Marijuana industry attorney Dana Cisneros in Anaheim Hills called the decision “disappointing,” adding: “I think today a lot of folks are going to be confused. I’ve already seen headlines … that say deliveries can occur in any jurisdiction, even if a city bans it.”
“It was a very hair-splitting decision that was made, where the court just said, ‘These are regulations designed to regulate licensees, not local jurisdictions, so there’s not a conflict.'”
Cisneros said the “real-world” impact is that delivery operators must now spend more time, money and resources checking the legality of their deliveries in every city where they operate to avoid potential legal fights with police and city managers.

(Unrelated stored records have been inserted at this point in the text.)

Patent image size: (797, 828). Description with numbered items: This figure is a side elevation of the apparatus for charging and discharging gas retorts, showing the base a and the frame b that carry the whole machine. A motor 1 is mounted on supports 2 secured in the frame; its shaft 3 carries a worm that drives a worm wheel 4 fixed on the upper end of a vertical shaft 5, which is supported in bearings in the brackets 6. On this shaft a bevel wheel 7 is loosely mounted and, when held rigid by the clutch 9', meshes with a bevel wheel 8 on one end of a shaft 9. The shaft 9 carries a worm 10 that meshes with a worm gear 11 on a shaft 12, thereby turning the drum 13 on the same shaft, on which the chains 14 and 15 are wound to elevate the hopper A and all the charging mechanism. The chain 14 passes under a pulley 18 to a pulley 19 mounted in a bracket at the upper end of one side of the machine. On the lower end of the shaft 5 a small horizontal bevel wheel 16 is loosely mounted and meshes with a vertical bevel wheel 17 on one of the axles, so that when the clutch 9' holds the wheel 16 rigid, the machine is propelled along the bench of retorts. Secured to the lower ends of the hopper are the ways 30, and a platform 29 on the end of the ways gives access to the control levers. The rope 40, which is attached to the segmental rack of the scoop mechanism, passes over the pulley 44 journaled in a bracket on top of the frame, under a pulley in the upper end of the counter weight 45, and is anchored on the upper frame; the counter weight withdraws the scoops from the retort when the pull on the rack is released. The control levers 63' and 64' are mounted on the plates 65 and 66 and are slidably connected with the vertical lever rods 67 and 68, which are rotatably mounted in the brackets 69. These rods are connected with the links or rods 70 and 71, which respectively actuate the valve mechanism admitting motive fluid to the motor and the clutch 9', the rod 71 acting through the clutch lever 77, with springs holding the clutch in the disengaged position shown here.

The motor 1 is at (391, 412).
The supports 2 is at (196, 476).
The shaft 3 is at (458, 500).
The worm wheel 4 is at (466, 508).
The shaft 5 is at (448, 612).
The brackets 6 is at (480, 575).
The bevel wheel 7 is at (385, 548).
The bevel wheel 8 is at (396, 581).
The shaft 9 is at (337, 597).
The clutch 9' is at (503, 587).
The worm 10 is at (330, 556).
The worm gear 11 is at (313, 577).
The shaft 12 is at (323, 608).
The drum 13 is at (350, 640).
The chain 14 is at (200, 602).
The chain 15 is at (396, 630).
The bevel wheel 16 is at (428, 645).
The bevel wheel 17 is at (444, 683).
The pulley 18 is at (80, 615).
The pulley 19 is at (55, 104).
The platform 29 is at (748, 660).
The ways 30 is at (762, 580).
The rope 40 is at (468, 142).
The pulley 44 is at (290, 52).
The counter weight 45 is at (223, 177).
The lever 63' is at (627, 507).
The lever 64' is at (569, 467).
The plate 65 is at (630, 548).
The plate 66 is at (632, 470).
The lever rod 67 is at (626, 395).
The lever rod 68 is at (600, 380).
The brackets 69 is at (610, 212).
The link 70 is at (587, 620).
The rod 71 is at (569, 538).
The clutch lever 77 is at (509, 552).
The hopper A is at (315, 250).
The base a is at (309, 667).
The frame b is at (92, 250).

“It just adds another layer of insane compliance for our retailers to adhere to, because now, if you’re going to deliver in California, you better know what the specific local law is in every single city,” she added.
As of November, only 187 of California’s 540 cities and counties allowed for any type of licensed marijuana retail operation.
An additional 42, however, allowed for deliveries to be conducted into their jurisdictions by businesses headquartered outside their boundaries, according to data from Denver-based cannabis-regulation tracking firm CannaRegs.
Tough to enforce
It will be worth watching how this plays out, since delivery bans are “almost impossible to enforce,” Khoja noted.
Under state regulations, licensed MJ delivery vehicles are prohibited from displaying any exterior advertisement or cannabis-related material, essentially making them look like an average driver, indistinguishable from non-delivery operators.
The cannabis being transported also must be stored out of sight.
“I have no idea” how cities could enforce bans, Cisneros said. “If you ask police, they’ll tell you, it’s close to impossible (to enforce).”
“All of those things for driver safety that are built into the statewide regulations makes it extremely difficult for law enforcement to identify those vehicles,” she said.
But, Khoja noted, there could be local law enforcement agencies that decide to set up sting operations to catch out-of-town delivery employees breaking local laws by making deliveries.
And the penalties for delivery companies that ignore bans and perhaps get caught will likely vary from city to city, Khoja said, depending on what the local governing ordinance states.
“Ultimately, it depends on the ordinance,” he said. “Some ordinances may say you’re going to get a ticket. Some ordinances may say it’s a criminal offense. Some ordinances may say we’re going to impose civil penalties.
“Probably most ordinances say we can do all of the above. It’s really going to be at the discretion of the city.”
The only option to resolve the situation now, Cisneros and Khoja agreed: Get the California Legislature to approve a bill that would state clearly that marijuana deliveries can be made anywhere in the state regardless of local bans.
But to do so would be a nearly impossible political lift, Khoja said.
Rather, he believes a better option would be for a well-capitalized delivery business to pick a fight with a city that has a ban and then go to court to try to argue the ban is either unconstitutional or violates state law.
“But who’s going to do it?” Khoja asked, noting that one such case – East of Eden v. Santa Cruz County – wound up being dismissed because the plaintiffs in the case couldn’t afford to keep up the litigation.
“We need to see operators willing to step up and take that risk, and it’s going to be something that someone with deeper pockets does for the industry,” Khoja said.
In the meantime
Licensed delivery operators must now decide whether to risk confronting local authorities over the bans or just continue doing business as normal – with as much discretion as possible.
Pitts believes it will mostly be the latter.
“In the immediate sense, delivery companies aren’t going to be changing how they operate,” Pitts predicted. “There aren’t that many licensed delivery companies – around 300 in the state – and I can tell you, every single one of them is delivering outside their current jurisdiction. You can’t survive on just one city.
“So it’s really going to come out to: How do these cities that have bans decide to enforce them?”